Essa hipótese permite estabelecer uma possível conexão mecanística entre o teto metabólico, a baixa disponibilidade energética, o REDs, a síndrome do overtraining e as alterações autonômicas frequentemente observadas em atletas de endurance. Embora a literatura descreva, de forma consistente, aumento da modulação vagal, bradicardia acentuada e bloqueios atrioventriculares funcionais em indivíduos altamente treinados, ainda não existem evidências demonstrando que essas alterações sejam desencadeadas pelo desequilíbrio energético crônico característico do REDs. Nesse contexto, propõe-se que o hiperparassimpaticismo constitua mais um componente do programa fisiológico de conservação energética, podendo, em indivíduos particularmente suscetíveis, favorecer manifestações clínicas como bradicardia extrema, bloqueio atrioventricular funcional e outras arritmias predominantemente mediadas pelo nervo vago.

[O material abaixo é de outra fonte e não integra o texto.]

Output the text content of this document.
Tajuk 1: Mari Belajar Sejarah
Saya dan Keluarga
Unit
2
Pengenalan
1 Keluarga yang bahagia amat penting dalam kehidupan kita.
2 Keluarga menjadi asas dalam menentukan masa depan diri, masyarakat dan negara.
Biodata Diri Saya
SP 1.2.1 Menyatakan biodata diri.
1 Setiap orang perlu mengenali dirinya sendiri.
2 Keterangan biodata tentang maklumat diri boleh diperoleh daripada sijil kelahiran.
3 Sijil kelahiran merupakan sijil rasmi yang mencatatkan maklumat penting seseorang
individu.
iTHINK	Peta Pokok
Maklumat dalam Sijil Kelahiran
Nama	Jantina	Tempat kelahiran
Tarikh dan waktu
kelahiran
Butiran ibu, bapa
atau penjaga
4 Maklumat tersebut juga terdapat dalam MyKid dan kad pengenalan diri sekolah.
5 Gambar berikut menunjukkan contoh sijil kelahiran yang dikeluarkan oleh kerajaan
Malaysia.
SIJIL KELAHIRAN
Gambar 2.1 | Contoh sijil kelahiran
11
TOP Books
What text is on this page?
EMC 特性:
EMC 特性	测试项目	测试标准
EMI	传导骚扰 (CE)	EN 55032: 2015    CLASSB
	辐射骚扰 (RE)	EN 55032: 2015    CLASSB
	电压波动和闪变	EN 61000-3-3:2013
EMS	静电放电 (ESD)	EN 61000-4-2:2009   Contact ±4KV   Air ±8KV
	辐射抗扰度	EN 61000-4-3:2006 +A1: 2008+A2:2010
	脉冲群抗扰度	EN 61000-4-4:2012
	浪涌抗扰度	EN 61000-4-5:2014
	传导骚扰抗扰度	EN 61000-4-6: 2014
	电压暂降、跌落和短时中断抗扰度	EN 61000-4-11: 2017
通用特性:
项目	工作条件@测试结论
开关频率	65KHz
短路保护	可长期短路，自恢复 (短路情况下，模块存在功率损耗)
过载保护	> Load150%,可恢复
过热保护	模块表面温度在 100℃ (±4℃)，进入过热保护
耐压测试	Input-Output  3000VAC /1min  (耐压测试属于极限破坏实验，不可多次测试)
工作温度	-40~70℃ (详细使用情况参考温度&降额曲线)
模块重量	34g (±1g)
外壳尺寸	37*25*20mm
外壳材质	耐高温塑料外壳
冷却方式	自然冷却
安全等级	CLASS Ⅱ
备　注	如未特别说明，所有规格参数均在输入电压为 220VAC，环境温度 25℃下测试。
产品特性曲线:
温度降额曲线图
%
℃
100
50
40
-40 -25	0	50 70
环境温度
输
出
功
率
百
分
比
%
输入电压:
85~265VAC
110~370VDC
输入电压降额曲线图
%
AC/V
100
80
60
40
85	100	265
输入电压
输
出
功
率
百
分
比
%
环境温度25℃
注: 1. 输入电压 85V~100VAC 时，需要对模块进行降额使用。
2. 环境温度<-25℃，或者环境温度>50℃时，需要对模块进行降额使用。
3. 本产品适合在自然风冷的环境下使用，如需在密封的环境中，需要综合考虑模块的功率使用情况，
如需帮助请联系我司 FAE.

Embora essa sequência fisiopatológica permaneça especulativa, ela integra, em um único modelo conceitual, evidências atualmente dispersas na literatura sobre teto metabólico, disponibilidade energética, REDs, overtraining e adaptação autonômica. A validação dessa hipótese exigirá estudos prospectivos capazes de avaliar simultaneamente gasto energético total por água duplamente marcada, disponibilidade energética, biomarcadores endócrinos, variabilidade da frequência cardíaca, testes de função autonômica e monitorização eletrofisiológica em atletas submetidos a diferentes cargas de treinamento. Caso confirmada, essa hipótese poderá redefinir a compreensão dos limites biológicos da adaptação ao exercício de endurance, estabelecendo o sistema nervoso autônomo como um componente ativo do programa sistêmico de conservação energética desencadeado pelo desequilíbrio energético crônico.